Federal Reserve Governor Waller: The next rate hike and rate cut probabilities are equally likely, supports removing the ease bias

N.R. Finch
Published 2026-05-22About 7 min read

Federal Reserve Governor Christopher Waller stated at a meeting in Frankfurt on Friday that he supports making it clear that the chances of the Fed's next interest rate action being a hike or a cut are roughly equal. Citing the energy shock brought about by the war in Iran, he believes that the more appropriate action is to keep interest rates unchanged and wait for the war's impact to become clearer.

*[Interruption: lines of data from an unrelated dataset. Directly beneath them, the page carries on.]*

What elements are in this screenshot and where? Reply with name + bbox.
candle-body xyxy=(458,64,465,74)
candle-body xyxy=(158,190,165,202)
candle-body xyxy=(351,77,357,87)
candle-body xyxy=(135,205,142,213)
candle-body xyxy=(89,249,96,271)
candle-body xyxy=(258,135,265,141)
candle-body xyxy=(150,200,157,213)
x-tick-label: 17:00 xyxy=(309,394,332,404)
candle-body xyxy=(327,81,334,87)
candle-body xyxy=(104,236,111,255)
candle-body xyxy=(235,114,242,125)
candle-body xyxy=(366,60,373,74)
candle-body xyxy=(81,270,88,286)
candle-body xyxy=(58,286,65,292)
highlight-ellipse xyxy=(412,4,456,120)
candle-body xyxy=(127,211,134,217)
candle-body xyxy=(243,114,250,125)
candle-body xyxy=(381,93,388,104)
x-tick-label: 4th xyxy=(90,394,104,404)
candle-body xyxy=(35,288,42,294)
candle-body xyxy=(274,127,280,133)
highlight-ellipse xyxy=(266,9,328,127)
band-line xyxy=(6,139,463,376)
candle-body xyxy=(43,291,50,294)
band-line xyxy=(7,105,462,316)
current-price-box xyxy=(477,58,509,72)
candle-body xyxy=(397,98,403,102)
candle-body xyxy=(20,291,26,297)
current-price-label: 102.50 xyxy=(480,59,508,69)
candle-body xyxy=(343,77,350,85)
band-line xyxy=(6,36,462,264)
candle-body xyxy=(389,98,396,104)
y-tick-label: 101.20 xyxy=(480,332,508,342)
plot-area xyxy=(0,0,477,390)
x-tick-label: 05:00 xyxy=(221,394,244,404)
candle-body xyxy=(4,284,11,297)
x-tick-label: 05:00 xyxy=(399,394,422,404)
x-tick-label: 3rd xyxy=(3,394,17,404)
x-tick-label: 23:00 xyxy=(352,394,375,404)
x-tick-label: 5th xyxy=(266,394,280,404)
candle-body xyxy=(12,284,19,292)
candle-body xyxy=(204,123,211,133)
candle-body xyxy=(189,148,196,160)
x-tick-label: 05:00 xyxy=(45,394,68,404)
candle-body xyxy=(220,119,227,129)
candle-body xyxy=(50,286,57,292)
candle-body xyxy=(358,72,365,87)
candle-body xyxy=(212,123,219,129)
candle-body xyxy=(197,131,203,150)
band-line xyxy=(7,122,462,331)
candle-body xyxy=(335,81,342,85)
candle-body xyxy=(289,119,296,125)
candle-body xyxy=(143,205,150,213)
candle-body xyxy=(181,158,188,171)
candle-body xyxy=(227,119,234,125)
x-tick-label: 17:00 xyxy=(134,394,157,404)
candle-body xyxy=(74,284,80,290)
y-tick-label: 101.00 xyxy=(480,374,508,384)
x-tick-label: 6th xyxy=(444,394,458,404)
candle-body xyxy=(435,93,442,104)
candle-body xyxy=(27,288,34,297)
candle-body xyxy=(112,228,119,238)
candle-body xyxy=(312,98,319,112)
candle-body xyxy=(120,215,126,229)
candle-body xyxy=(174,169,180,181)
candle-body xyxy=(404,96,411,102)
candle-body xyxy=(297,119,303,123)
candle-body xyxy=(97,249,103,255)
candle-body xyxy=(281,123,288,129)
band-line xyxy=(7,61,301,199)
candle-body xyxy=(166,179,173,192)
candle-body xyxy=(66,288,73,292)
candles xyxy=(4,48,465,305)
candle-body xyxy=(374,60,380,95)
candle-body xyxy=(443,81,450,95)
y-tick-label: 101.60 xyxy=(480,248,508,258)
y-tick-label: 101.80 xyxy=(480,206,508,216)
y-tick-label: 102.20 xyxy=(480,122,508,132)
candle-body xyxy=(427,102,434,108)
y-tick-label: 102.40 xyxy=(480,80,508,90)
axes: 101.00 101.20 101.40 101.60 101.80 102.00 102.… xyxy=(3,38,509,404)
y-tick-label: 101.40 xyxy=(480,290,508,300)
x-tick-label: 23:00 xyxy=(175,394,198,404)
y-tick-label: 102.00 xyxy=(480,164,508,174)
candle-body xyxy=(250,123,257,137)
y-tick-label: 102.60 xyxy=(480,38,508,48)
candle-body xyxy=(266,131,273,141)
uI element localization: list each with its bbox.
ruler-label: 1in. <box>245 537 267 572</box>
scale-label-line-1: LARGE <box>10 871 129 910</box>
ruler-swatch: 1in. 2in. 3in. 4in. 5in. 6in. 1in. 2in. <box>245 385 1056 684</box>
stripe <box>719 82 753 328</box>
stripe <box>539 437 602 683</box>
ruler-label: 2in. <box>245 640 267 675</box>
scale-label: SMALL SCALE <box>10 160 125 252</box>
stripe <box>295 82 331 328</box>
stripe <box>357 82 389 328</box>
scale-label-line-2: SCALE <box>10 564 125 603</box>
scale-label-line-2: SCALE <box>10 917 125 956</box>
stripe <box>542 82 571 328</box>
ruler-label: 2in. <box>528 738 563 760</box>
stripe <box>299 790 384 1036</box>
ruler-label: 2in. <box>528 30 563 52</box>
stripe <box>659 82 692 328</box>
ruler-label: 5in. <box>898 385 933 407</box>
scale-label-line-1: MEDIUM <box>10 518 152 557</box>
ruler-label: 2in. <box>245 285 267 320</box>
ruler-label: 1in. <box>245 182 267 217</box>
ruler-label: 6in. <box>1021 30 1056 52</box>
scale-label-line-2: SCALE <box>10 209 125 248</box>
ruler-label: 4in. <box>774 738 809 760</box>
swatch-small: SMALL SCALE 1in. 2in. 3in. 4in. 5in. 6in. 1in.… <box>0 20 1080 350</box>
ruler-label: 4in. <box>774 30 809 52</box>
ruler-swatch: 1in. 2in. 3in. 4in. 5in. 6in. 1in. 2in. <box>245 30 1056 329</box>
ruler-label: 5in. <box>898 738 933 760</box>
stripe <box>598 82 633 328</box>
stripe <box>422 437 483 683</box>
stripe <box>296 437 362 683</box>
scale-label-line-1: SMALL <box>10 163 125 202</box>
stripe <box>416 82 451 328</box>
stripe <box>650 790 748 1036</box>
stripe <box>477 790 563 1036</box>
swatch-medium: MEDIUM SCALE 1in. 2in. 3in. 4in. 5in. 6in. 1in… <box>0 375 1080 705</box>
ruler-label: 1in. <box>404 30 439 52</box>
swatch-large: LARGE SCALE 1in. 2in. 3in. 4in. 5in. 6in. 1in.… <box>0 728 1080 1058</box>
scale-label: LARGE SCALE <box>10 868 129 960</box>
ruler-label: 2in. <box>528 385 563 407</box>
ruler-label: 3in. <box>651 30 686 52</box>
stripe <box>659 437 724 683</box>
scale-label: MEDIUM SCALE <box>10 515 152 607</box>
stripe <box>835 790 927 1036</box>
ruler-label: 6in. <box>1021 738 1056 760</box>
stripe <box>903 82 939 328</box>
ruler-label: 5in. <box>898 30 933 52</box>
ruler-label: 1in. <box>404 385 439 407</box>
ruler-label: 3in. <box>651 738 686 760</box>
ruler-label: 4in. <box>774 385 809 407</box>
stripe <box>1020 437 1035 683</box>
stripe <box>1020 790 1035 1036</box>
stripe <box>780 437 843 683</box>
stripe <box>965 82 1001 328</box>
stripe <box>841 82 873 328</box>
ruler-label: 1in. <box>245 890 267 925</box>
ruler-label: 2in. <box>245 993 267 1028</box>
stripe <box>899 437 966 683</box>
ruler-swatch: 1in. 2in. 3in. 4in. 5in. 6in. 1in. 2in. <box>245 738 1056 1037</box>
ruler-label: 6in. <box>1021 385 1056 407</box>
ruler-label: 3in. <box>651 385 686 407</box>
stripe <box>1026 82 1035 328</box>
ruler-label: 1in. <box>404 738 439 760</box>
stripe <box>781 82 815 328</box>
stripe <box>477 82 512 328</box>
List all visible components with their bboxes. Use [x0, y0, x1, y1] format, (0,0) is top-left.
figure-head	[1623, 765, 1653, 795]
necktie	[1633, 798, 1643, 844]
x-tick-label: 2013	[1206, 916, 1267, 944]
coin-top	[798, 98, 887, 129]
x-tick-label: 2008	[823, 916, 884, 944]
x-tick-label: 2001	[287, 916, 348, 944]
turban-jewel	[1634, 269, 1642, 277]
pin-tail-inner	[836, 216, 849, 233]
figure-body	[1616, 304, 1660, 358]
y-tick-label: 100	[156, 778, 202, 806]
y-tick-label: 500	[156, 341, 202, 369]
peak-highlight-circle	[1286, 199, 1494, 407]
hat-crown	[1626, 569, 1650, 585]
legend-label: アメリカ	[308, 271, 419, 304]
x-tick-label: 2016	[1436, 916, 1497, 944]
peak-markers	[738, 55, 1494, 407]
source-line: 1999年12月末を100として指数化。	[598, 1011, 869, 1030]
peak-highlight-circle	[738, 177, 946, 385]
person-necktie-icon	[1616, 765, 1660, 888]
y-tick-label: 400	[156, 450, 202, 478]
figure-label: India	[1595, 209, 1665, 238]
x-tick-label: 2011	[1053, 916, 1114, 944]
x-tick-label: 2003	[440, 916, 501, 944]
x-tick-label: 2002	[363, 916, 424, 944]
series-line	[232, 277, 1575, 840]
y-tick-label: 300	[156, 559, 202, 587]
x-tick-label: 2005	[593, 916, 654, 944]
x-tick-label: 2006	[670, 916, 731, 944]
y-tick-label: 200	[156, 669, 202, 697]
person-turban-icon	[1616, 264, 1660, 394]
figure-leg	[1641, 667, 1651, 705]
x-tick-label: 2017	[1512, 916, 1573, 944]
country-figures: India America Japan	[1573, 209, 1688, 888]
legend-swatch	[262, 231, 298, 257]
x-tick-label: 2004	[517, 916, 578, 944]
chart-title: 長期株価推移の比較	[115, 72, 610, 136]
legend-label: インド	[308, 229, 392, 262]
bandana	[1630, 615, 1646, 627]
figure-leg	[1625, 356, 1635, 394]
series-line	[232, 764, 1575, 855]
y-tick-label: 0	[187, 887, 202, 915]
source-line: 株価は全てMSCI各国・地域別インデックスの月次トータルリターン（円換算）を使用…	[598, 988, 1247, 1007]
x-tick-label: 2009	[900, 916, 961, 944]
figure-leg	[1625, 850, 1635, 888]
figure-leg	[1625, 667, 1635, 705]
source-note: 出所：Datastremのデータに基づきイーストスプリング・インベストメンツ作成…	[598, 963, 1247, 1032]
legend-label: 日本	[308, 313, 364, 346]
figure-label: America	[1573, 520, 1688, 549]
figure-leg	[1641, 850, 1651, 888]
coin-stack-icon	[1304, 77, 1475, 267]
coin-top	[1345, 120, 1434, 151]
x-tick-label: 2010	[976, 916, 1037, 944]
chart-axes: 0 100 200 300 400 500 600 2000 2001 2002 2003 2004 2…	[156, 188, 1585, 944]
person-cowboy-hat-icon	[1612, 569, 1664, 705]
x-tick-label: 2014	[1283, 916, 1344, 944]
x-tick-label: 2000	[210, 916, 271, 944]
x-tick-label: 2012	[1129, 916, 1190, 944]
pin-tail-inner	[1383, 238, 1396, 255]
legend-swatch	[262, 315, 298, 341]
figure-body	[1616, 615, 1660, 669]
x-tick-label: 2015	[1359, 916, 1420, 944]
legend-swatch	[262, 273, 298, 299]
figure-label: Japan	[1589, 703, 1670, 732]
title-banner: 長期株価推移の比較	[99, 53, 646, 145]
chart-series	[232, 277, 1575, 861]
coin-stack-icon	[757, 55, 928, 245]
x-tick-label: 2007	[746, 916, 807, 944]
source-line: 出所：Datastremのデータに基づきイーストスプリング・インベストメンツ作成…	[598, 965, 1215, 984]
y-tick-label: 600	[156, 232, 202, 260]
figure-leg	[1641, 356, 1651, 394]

If inflation does not slow down quickly, Waller cannot rule out the possibility of future rate hikes. He noted that the range of consumer price increases in April is worrying, the labor market is stabilizing, unemployment rates are low and stable, but not in a state of prosperity.

“Inflation is heading in the wrong direction. Based on the latest data, I support removing the 'accommodative bias' phrase from the Fed's policy statement, thereby making it clear that the probability of rate cuts in the future is not higher than that of rate hikes.”

At the April policy meeting, the Federal Open Market Committee (FOMC) decided to keep the federal funds rate target range at 3.5%-3.75%. However, three policymakers dissented on the "accommodative bias" phrase in the statement, believing it implies that the Fed will eventually return to rate cuts.

The April meeting minutes showed that most officials warned that if inflation continues to significantly exceed the 2% target, the Fed may need to consider a rate hike. Since the April meeting, stronger-than-expected employment and inflation data have further reinforced this judgment: price pressures remain the main risk faced.

Waller believes that the current federal funds rate level still has a restrictive impact on the US economy, but the greater driver of policy has shifted to the inflation outlook, which depends on how long the war ultimately lasts.

"If I think inflation expectations are beginning to anchor, I would not hesitate to support raising the federal funds rate target range. But it's too early to act at this point. Patience should be maintained now, and the development of the conflict and related economic data should be closely observed.”

After Waller's speech, the market quickly digested the Fed's expectation of a 25 basis point rate hike by the end of the year. The Bloomberg US Dollar Index hit a daily high, and US Treasury yields experienced a V-shaped reversal, returning above 4.57%.

Content is for reference only, not financial advice.